1 Maar toen het gezag van Roboam gevestigd was en hij machtig begon te worden, viel hij af van de wet van Jahweh, en heel Israël met hem.
羅波安的國堅立,他強盛的時候就離棄耶和華的律法,以色列人也都隨從他。
2 En omdat zij van Jahweh waren afgevallen, trok in het vijfde jaar van Roboams regering Sjisak, de koning van Egypte, tegen Jerusalem op,
羅波安王第五年,埃及王示撒上來攻打耶路撒冷,因為王和民得罪了耶和華。
3 met twaalfhonderd strijdwagens en zestigduizend ruiters, en met een talloos leger van Lybiërs, Soeki-jieten en Koesjieten, dat met hem uit Egypte kwam.
示撒帶戰車一千二百輛,馬兵六萬,並且跟從他出埃及的路比人、蘇基人,和古實人,多得不可勝數。
4 Hij veroverde de vestingen van Juda, en verscheen voor Jerusalem.
他攻取了猶大的堅固城,就來到耶路撒冷。
5 Toen kwam de profeet Sjemaja bij Roboam en de voornaamsten van Juda, die zich uit vrees voor Sjisak in Jerusalem hadden teruggetrokken, en zeide tot hen: Zo spreekt Jahweh! Gij hebt Mij verlaten; daarom verlaat Ik ook u, en lever u over aan Sjisak.
那時,猶大的首領因為示撒就聚集在耶路撒冷。有先知示瑪雅去見羅波安和眾首領,對他們說:「耶和華如此說:『你們離棄了我,所以我使你們落在示撒手裏。』」
6 Maar de voornaamsten van Israël en de koning vernederden zich en erkenden: Jahweh is rechtvaardig!

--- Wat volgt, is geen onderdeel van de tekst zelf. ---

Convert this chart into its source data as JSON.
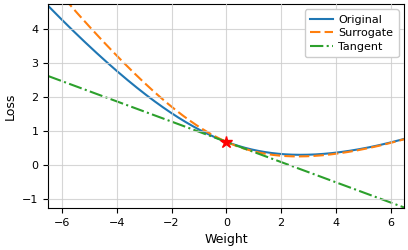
{
  "xlim": [
    -6.5,
    6.5
  ],
  "ylim": [
    -1.25,
    4.75
  ],
  "xlabel": "Weight",
  "ylabel": "Loss",
  "legend_labels": [
    "Original",
    "Surrogate",
    "Tangent"
  ],
  "legend_colors": [
    "#1f77b4",
    "#ff7f0e",
    "#2ca02c"
  ],
  "legend_styles": [
    "-",
    "--",
    "-."
  ],
  "star_x": 0.0,
  "star_y": 0.6931,
  "grid": true,
  "x_ticks": [
    -6,
    -4,
    -2,
    0,
    2,
    4,
    6
  ],
  "y_ticks": [
    -1,
    0,
    1,
    2,
    3,
    4
  ],
  "orig_a": 0.6,
  "orig_b": 0.018,
  "surr_a": 0.72,
  "surr_b": 0.018,
  "tangent_slope": -0.297,
  "tangent_intercept": 0.6931,
  "figwidth": 4.08,
  "figheight": 2.5,
  "dpi": 100
}
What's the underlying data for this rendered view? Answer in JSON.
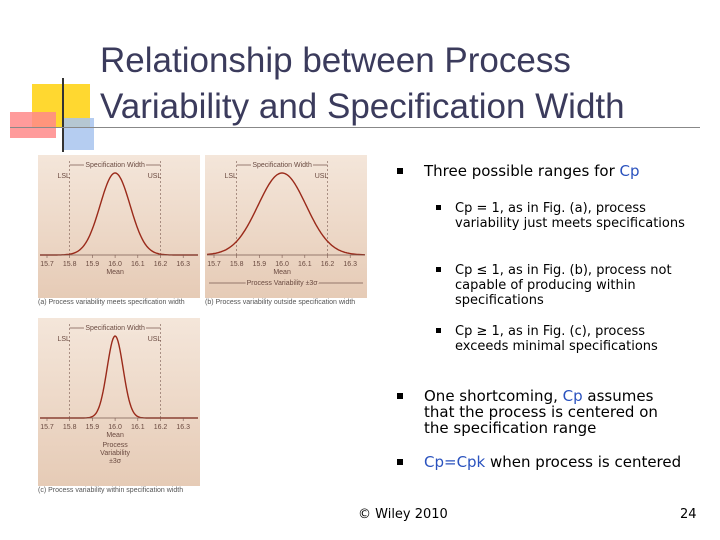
{
  "title": [
    "Relationship between Process",
    "Variability and Specification Width"
  ],
  "bullets": [
    {
      "parts": [
        {
          "text": "Three possible ranges for"
        },
        {
          "text": "Cp",
          "highlight": true
        }
      ],
      "sub": [
        {
          "parts": [
            {
              "text": "Cp = 1, as in Fig. (a), process variability just meets specifications"
            }
          ]
        },
        {
          "parts": [
            {
              "text": "Cp ≤ 1, as in Fig. (b), process not capable of producing within specifications"
            }
          ]
        },
        {
          "parts": [
            {
              "text": "Cp ≥ 1, as in Fig. (c), process exceeds minimal specifications"
            }
          ]
        }
      ]
    },
    {
      "parts": [
        {
          "text": "One shortcoming,"
        },
        {
          "text": "Cp",
          "highlight": true
        },
        {
          "text": "assumes that the process is centered on the specification range"
        }
      ],
      "sub": []
    },
    {
      "parts": [
        {
          "text": "Cp=Cpk",
          "highlight": true
        },
        {
          "text": "when process is centered"
        }
      ],
      "sub": []
    }
  ],
  "figures": [
    {
      "spec_width": "Specification Width",
      "lsl": "LSL",
      "usl": "USL",
      "ticks": [
        "15.7",
        "15.8",
        "15.9",
        "16.0",
        "16.1",
        "16.2",
        "16.3"
      ],
      "mean": "Mean",
      "variability": [],
      "caption": "(a) Process variability meets specification width"
    },
    {
      "spec_width": "Specification Width",
      "lsl": "LSL",
      "usl": "USL",
      "ticks": [
        "15.7",
        "15.8",
        "15.9",
        "16.0",
        "16.1",
        "16.2",
        "16.3"
      ],
      "mean": "Mean",
      "variability": [
        "Process Variability ±3σ"
      ],
      "caption": "(b) Process variability outside specification width"
    },
    {
      "spec_width": "Specification Width",
      "lsl": "LSL",
      "usl": "USL",
      "ticks": [
        "15.7",
        "15.8",
        "15.9",
        "16.0",
        "16.1",
        "16.2",
        "16.3"
      ],
      "mean": "Mean",
      "variability": [
        "Process",
        "Variability",
        "±3σ"
      ],
      "caption": "(c) Process variability within specification width"
    }
  ],
  "footer": "© Wiley 2010",
  "page_number": "24"
}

於是王和以色列的眾首領都自卑說:「耶和華是公義的。」
7 En toen Jahweh zag, dat ze zich hadden vernederd, werd het woord van Jahweh tot Sjemaja gericht: Omdat ze zich vernederd hebben, zal Ik ze niet in het verderf storten en hun een weinig uitkomst brengen. Mijn toorn zal zich niet door Sjisak over Jerusalem voltrekken,
耶和華見他們自卑,耶和華的話就臨到示瑪雅說:「他們既自卑,我必不滅絕他們;必使他們略得拯救,我不藉着示撒的手將我的怒氣倒在耶路撒冷。

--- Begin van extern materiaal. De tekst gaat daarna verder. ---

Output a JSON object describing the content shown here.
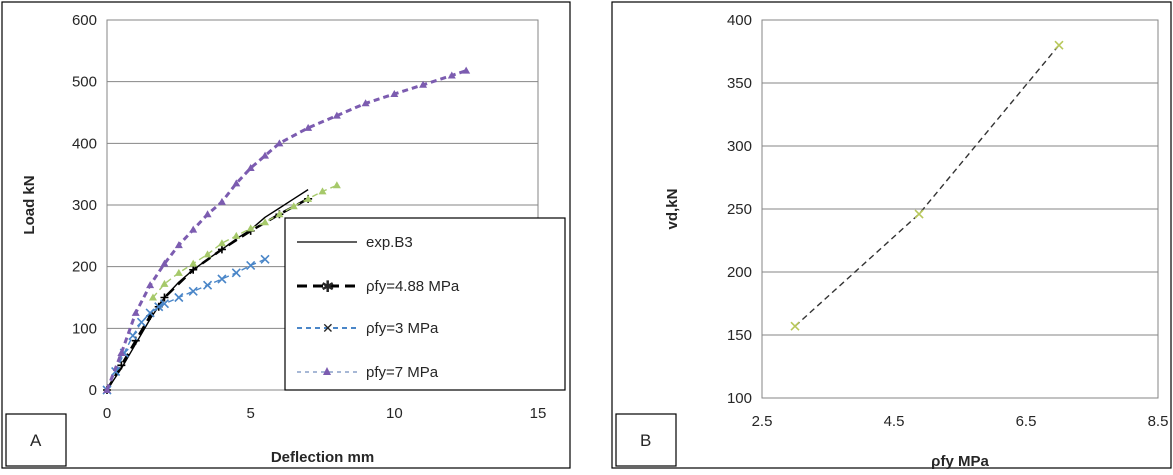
{
  "chart_data": [
    {
      "panel": "A",
      "type": "line",
      "xlabel": "Deflection mm",
      "ylabel": "Load kN",
      "xlim": [
        0,
        15
      ],
      "ylim": [
        0,
        600
      ],
      "x_ticks": [
        0,
        5,
        10,
        15
      ],
      "y_ticks": [
        0,
        100,
        200,
        300,
        400,
        500,
        600
      ],
      "grid": "horizontal",
      "legend_position": "bottom-right",
      "series": [
        {
          "name": "exp.B3",
          "color": "#000000",
          "style": "solid",
          "marker": "none",
          "x": [
            0,
            0.5,
            1.0,
            1.5,
            2.0,
            2.5,
            3.0,
            3.5,
            4.0,
            4.5,
            5.0,
            5.5,
            6.0,
            6.5,
            7.0
          ],
          "y": [
            0,
            35,
            75,
            115,
            150,
            175,
            195,
            212,
            228,
            245,
            260,
            280,
            295,
            310,
            325
          ]
        },
        {
          "name": "ρfy=4.88 MPa",
          "color": "#000000",
          "style": "dashed",
          "marker": "star",
          "x": [
            0,
            0.5,
            1.0,
            1.5,
            1.8,
            2.0,
            3.0,
            4.0,
            5.0,
            6.0,
            7.0
          ],
          "y": [
            0,
            40,
            80,
            120,
            135,
            150,
            195,
            228,
            258,
            285,
            310
          ]
        },
        {
          "name": "ρfy=3 MPa",
          "color": "#4a86c8",
          "style": "dashed",
          "marker": "x",
          "x": [
            0,
            0.3,
            0.6,
            0.9,
            1.2,
            1.5,
            1.8,
            2.0,
            2.5,
            3.0,
            3.5,
            4.0,
            4.5,
            5.0,
            5.5
          ],
          "y": [
            0,
            30,
            60,
            88,
            110,
            125,
            135,
            140,
            150,
            160,
            170,
            180,
            190,
            202,
            212
          ]
        },
        {
          "name": "pfy=7 MPa",
          "color": "#7c5cb0",
          "style": "dashed",
          "marker": "triangle",
          "x": [
            0,
            0.5,
            1.0,
            1.5,
            2.0,
            2.5,
            3.0,
            3.5,
            4.0,
            4.5,
            5.0,
            5.5,
            6.0,
            7.0,
            8.0,
            9.0,
            10.0,
            11.0,
            12.0,
            12.5
          ],
          "y": [
            0,
            60,
            125,
            170,
            205,
            235,
            260,
            285,
            305,
            335,
            360,
            380,
            400,
            425,
            445,
            465,
            480,
            495,
            510,
            518
          ]
        },
        {
          "name": "",
          "color": "#a6c96a",
          "style": "dashed",
          "marker": "triangle",
          "x": [
            1.6,
            2.0,
            2.5,
            3.0,
            3.5,
            4.0,
            4.5,
            5.0,
            5.5,
            6.0,
            6.5,
            7.0,
            7.5,
            8.0
          ],
          "y": [
            150,
            172,
            190,
            205,
            220,
            238,
            250,
            262,
            272,
            285,
            298,
            310,
            322,
            332
          ]
        }
      ]
    },
    {
      "panel": "B",
      "type": "line",
      "xlabel": "ρfy MPa",
      "ylabel": "vd,kN",
      "xlim": [
        2.5,
        8.5
      ],
      "ylim": [
        100,
        400
      ],
      "x_ticks": [
        2.5,
        4.5,
        6.5,
        8.5
      ],
      "y_ticks": [
        100,
        150,
        200,
        250,
        300,
        350,
        400
      ],
      "grid": "horizontal",
      "series": [
        {
          "name": "",
          "color": "#333333",
          "style": "dashed",
          "marker": "x",
          "marker_color": "#b8c85a",
          "x": [
            3.0,
            4.88,
            7.0
          ],
          "y": [
            157,
            246,
            380
          ]
        }
      ]
    }
  ],
  "panel_labels": {
    "a": "A",
    "b": "B"
  },
  "legend": {
    "entries": [
      "exp.B3",
      "ρfy=4.88 MPa",
      "ρfy=3 MPa",
      "pfy=7 MPa"
    ]
  }
}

8 maar ze zullen hem onderdanig moeten zijn, om het verschil te ondervinden tussen mijn dienst en de dienst van aardse heerschappijen.
然而他們必作示撒的僕人,好叫他們知道,服事我與服事外邦人有何分別。」
9 Koning Sjisak van Egypte rukte dus tegen Jerusalem op, en roofde de kostbaarheden van de tempel van Jahweh en van het koninklijk paleis. Alles nam hij mee; ook al de gouden schilden, die Salomon had laten maken.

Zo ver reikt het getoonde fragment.